1 How. Pr. (n.s.) 391, 42 N.Y. Sup. Ct. 447
CourtNew York Supreme Court
DecidedMarch 15, 1885
StatusPublished

This text of 1 How. Pr. (n.s.) 391 (In re the Application for Probate of the last Will & Testament of Beckett) is published on Counsel Stack Legal Research, covering New York Supreme Court primary law. Counsel Stack provides free access to over 12 million legal documents including statutes, case law, regulations, and constitutions.

Bluebook
In re the Application for Probate of the last Will & Testament of Beckett, 1 How.
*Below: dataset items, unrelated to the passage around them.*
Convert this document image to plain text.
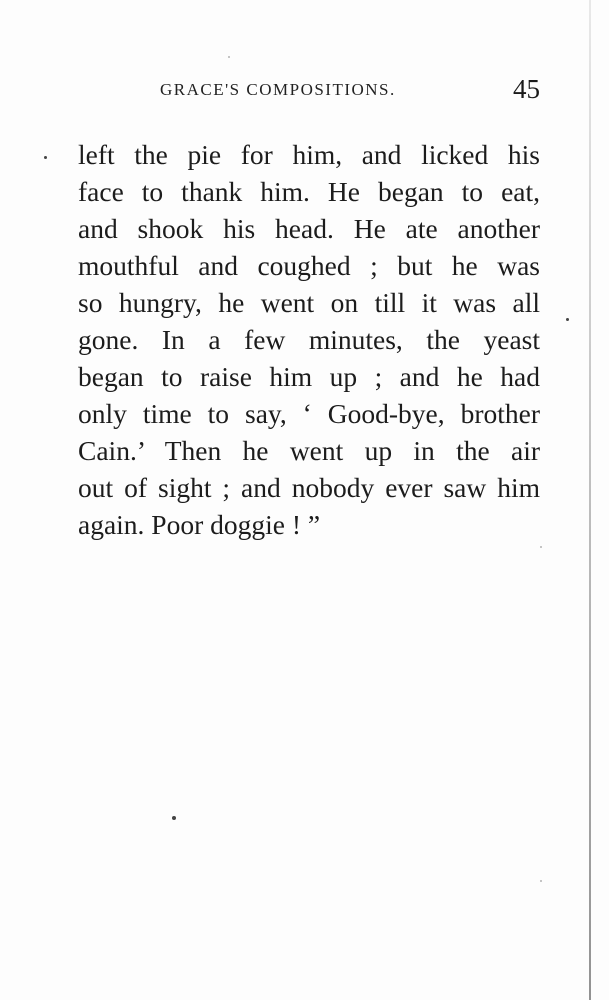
GRACE'S COMPOSITIONS.	45
left the pie for him, and licked his
face to thank him. He began to eat,
and shook his head. He ate another
mouthful and coughed ; but he was
so hungry, he went on till it was all
gone. In a few minutes, the yeast
began to raise him up ; and he had
only time to say, ‘ Good-bye, brother
Cain.’ Then he went up in the air
out of sight ; and nobody ever saw him
again. Poor doggie ! ”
Pr. (n.s.) 391, 42 N.Y. Sup. Ct. 447 (N.Y. Super. Ct. 1885).

Opinion

Daniels, J.

The instrument presented as the will of the decedent was written by herself. It was dated on the 5th of October, 1881, subscribed by her and by two witnesses who were present at the time of its execution. It was written substantially in form as it has been set forth in the case, and was partially upon two sides of the same paper, the second side including all that was written after the word “ in ” as it has been set out in the case and the points. It was as follows:

Octo. 5th, ’81.

My last will and testament. I leave and bequeath to my niece Alice McBlair all the money I die possessed of in several banks and bonds, besides all I bequeathed to her in my former will.

I leave $200 to my niece Ellen Laffan to use for a purpose I have explained to her in writing, and which she has promised to attend to faithfully.

In case of the death of Alice I desire all I have left to her to be divided equally between my nieces, excepting $1,000 for the suffering poor, to the care of Father Doherty, Holy Innocents Church.

Signed in the presence of two witnesses.

ELIZA B. BECILETT.

Mabie Deen,

104 East Fifty-fourth street.

Louise de Cassini.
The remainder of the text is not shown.